Artificial intelligence is called the “new electricity” and helps China to optimize its power apparatus. As a force that uses algorithms and digital data to reinvent everything, be it medicine, scientific research, transportation, or living together in cities. It was a pity that, as an antipode to the example of China and the questionable abuse of new technologies as a power tool, the positive side of digital opportunities for improving human living conditions was not being targeted. How to shape digitization so that it contributes to the humanization of the world. The issue of digital humanism and the question of how we can use artificial intelligence and algorithms for the benefit of humans and society, was missing out.
Gaining influence and control through ambitious financial deals
China plans to invest around US $ 900 billion in infrastructure projects in Eurasia under the motto “New Silk Road”. These include train lines, ports, airports, roads or even power plants. Those construction will ultimately offer clear benefits for the Chinese economy. More than 68 countries are already involved in the lending and often go through insecure financing resulting in a strong dependence on China. In this context economic and political effects can hardly be separated. The project could also be a central building block in the “geostrategic vision for a new world order determined by China,” comments Strittmatter in his book.

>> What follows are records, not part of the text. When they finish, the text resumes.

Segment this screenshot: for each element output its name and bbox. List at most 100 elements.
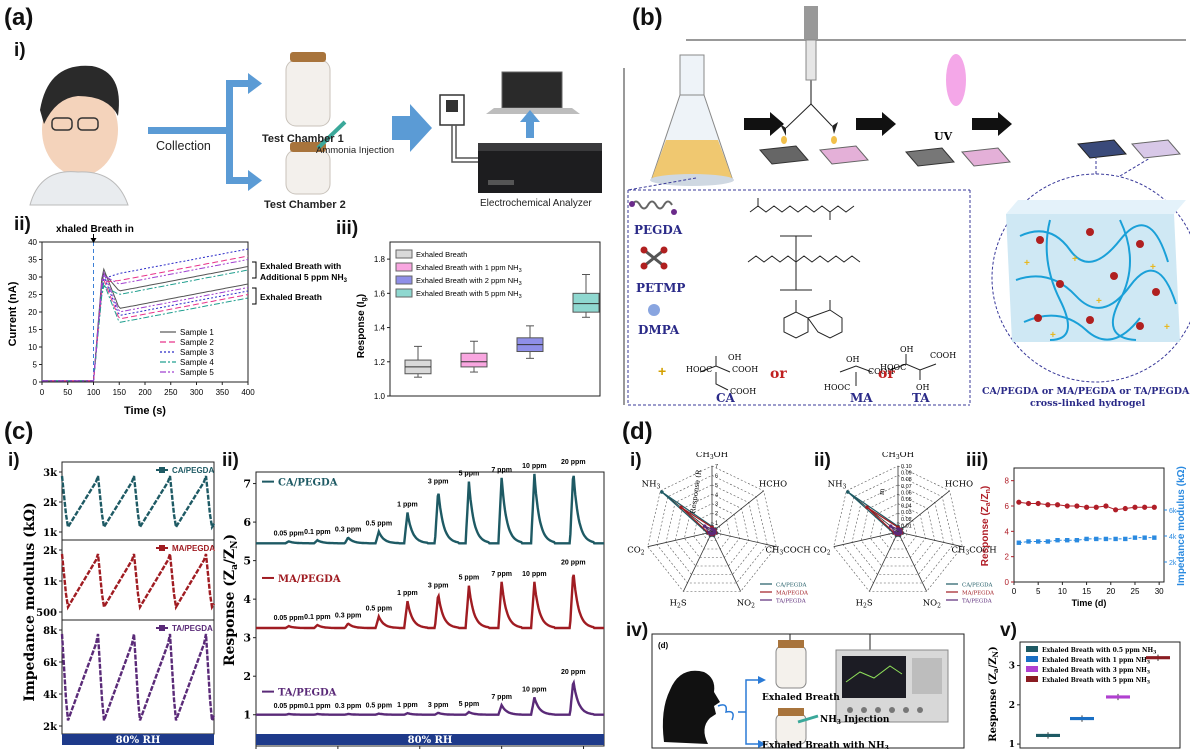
flask-illustration — [650, 54, 734, 186]
c-i-series-line — [60, 553, 216, 611]
c-i-series-line — [60, 475, 216, 531]
c-i-ytick: 1k — [43, 528, 58, 539]
c-ii-ppm-label: 3 ppm — [428, 478, 449, 485]
exhaled-breath-in-label: xhaled Breath in — [56, 224, 134, 235]
panel-d-v-label: v) — [1000, 620, 1017, 641]
d-iii-impedance-point — [1142, 535, 1147, 540]
c-ii-ppm-label: 0.1 ppm — [304, 614, 330, 621]
d-iii-response-point — [1132, 504, 1138, 510]
d-v-legend-item: Exhaled Breath with 1 ppm NH3 — [1042, 657, 1150, 666]
d-v-legend-swatch — [1026, 646, 1038, 652]
d-iii-response-point — [1074, 503, 1080, 509]
d-iii-response-point — [1045, 502, 1051, 508]
a-ii-xtick: 100 — [87, 388, 101, 397]
a-iii-ytick: 1.4 — [374, 324, 386, 333]
c-ii-ppm-label: 5 ppm — [459, 575, 480, 582]
a-ii-ytick: 0 — [33, 378, 38, 387]
annot-bottom: Exhaled Breath — [260, 292, 322, 302]
a-iii-legend-item: Exhaled Breath — [416, 250, 467, 259]
annot-top-1: Exhaled Breath with — [260, 261, 341, 271]
d-iii-xtick: 5 — [1036, 587, 1041, 596]
a-ii-series-line — [42, 248, 249, 382]
svg-text:+: + — [1164, 322, 1170, 333]
d-v-box — [1146, 656, 1170, 660]
radar-axis-label: HCHO — [759, 479, 787, 489]
radar-point — [707, 530, 712, 535]
a-ii-xtick: 300 — [190, 388, 204, 397]
svg-text:+: + — [1096, 296, 1102, 307]
c-i-ytick: 3k — [43, 468, 58, 479]
d-iii-ytick-left: 0 — [1005, 578, 1010, 587]
c-ii-ppm-label: 0.3 ppm — [335, 527, 361, 534]
d-iii-response-point — [1054, 502, 1061, 508]
svg-text:HOOC: HOOC — [824, 383, 850, 392]
c-ii-ppm-label: 7 ppm — [491, 694, 512, 701]
c-ii-series-line — [256, 678, 604, 716]
c-i-rh-label: 80% RH — [116, 735, 161, 746]
d-iii-response-point — [1083, 504, 1090, 510]
a-ii-ytick: 30 — [28, 273, 37, 282]
c-ii-ppm-label: 0.1 ppm — [304, 529, 330, 536]
test-chamber-1-jar — [285, 52, 331, 127]
svg-text:Exhaled Breath with NH3: Exhaled Breath with NH3 — [762, 741, 889, 749]
d-iii-response-point — [1064, 503, 1070, 509]
d-iii-impedance-point — [1016, 540, 1022, 545]
c-i-legend-item: CA/PEGDA — [172, 466, 214, 475]
radar-rtick: 0.04 — [901, 504, 912, 510]
d-v-legend-swatch — [1026, 666, 1038, 672]
panel-d-ii-radar: CH3OH HCHO CH3COCH NO2 H2S CO2 NH3 0.010.020.03… — [813, 452, 996, 609]
c-i-ytick: 4k — [43, 690, 58, 701]
d-iii-impedance-point — [1035, 539, 1041, 544]
c-i-ytick: 8k — [43, 626, 58, 637]
d-iii-ylabel-left: Response (Z — [980, 506, 991, 566]
c-ii-ppm-label: 0.1 ppm — [304, 703, 330, 710]
c-ii-series-line — [256, 574, 604, 630]
d-iii-impedance-point — [1074, 538, 1080, 543]
woman-silhouette-illustration — [662, 670, 720, 744]
radar-rtick: 3 — [715, 502, 718, 508]
a-ii-ytick: 35 — [28, 256, 37, 265]
c-i-ytick: 6k — [43, 658, 58, 669]
c-ii-ppm-label: 10 ppm — [522, 571, 547, 578]
svg-text:+: + — [658, 363, 666, 379]
radar-axis-label: CH3OH — [882, 452, 914, 461]
svg-text:COOH: COOH — [868, 367, 894, 376]
a-ii-xtick: 50 — [63, 388, 72, 397]
c-ii-ppm-label: 3 ppm — [428, 582, 449, 589]
d-iii-response-point — [1093, 504, 1099, 510]
c-ii-ppm-label: 0.05 ppm — [274, 530, 304, 537]
d-iv-exhaled-nh3-label: Exhaled Breath with NH — [762, 741, 885, 749]
a-ii-xtick: 200 — [138, 388, 152, 397]
panel-a-ii-label: ii) — [14, 214, 31, 235]
uv-label: UV — [934, 130, 953, 143]
d-iii-response-point — [1016, 499, 1022, 505]
c-i-ytick: 500 — [36, 608, 57, 619]
d-iii-response-point — [1122, 505, 1128, 512]
test-chamber-2-label: Test Chamber 2 — [264, 199, 346, 211]
d-iii-ytick-right: 6k — [1169, 508, 1177, 515]
c-ii-legend-item: TA/PEGDA — [278, 688, 337, 699]
d-iii-ytick-left: 4 — [1005, 527, 1010, 536]
a-ii-series-line — [42, 269, 249, 382]
d-iii-impedance-point — [1132, 535, 1138, 540]
panel-d-letter: (d) — [622, 418, 653, 445]
d-iii-impedance-point — [1094, 536, 1099, 542]
radar-point — [865, 505, 869, 510]
a-iii-box — [572, 292, 600, 313]
svg-text:Additional 5 ppm NH3: Additional 5 ppm NH3 — [260, 272, 348, 284]
a-ii-series-line — [42, 259, 249, 382]
d-v-legend-item: Exhaled Breath with 5 ppm NH3 — [1042, 677, 1150, 686]
d-iii-xtick: 15 — [1082, 587, 1091, 596]
d-iii-ytick-left: 8 — [1005, 477, 1010, 486]
c-ii-ppm-label: 5 ppm — [459, 701, 480, 708]
a-ii-ylabel: Current (nA) — [7, 281, 19, 346]
d-iv-nh3-label: NH — [820, 715, 837, 725]
d-iii-impedance-point — [1065, 538, 1070, 543]
radar-axis-label: CH3COCH — [765, 545, 810, 556]
d-iii-response-point — [1151, 504, 1157, 510]
c-ii-ppm-label: 1 ppm — [397, 590, 418, 597]
radar-point — [888, 524, 893, 528]
a-iii-legend-item: Exhaled Breath with 2 ppm NH3 — [416, 276, 522, 287]
a-iii-legend-item: Exhaled Breath with 1 ppm NH3 — [416, 263, 522, 274]
panel-a-iii-chart: 1.0 1.2 1.4 1.6 1.8 Exhaled Breath Exhaled Br… — [356, 241, 601, 401]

“Dialogue in the Museum” is a cooperation project of the Deutsches Architektur Museum and RheinMain University of Applied Sciences. It is part of a larger funding initiative at federal and state level. Two further events are planned in May 2019. The aim of the “IMPACT RheinMain” project of RheinMain University of Applied Sciences is to initiate and implement innovative transfer projects with cooperation partners from business and civil sector with a focus on smart energy, smart home and smart mobility. The € 550 million funding initiative “Innovative University” runs until 2027 and addresses mainly small and medium-sized universities and colleges.
 Kai Strittmatter, Die Neuerfindung der Diktatur. Wie China den digitalen Überwachungsstaat aufbaut und uns damit herausfordert, Piper Verlag 2018, S.196
 Ebda. S. 148
 KS, Die Neuerfindung der Diktatur, S. 266.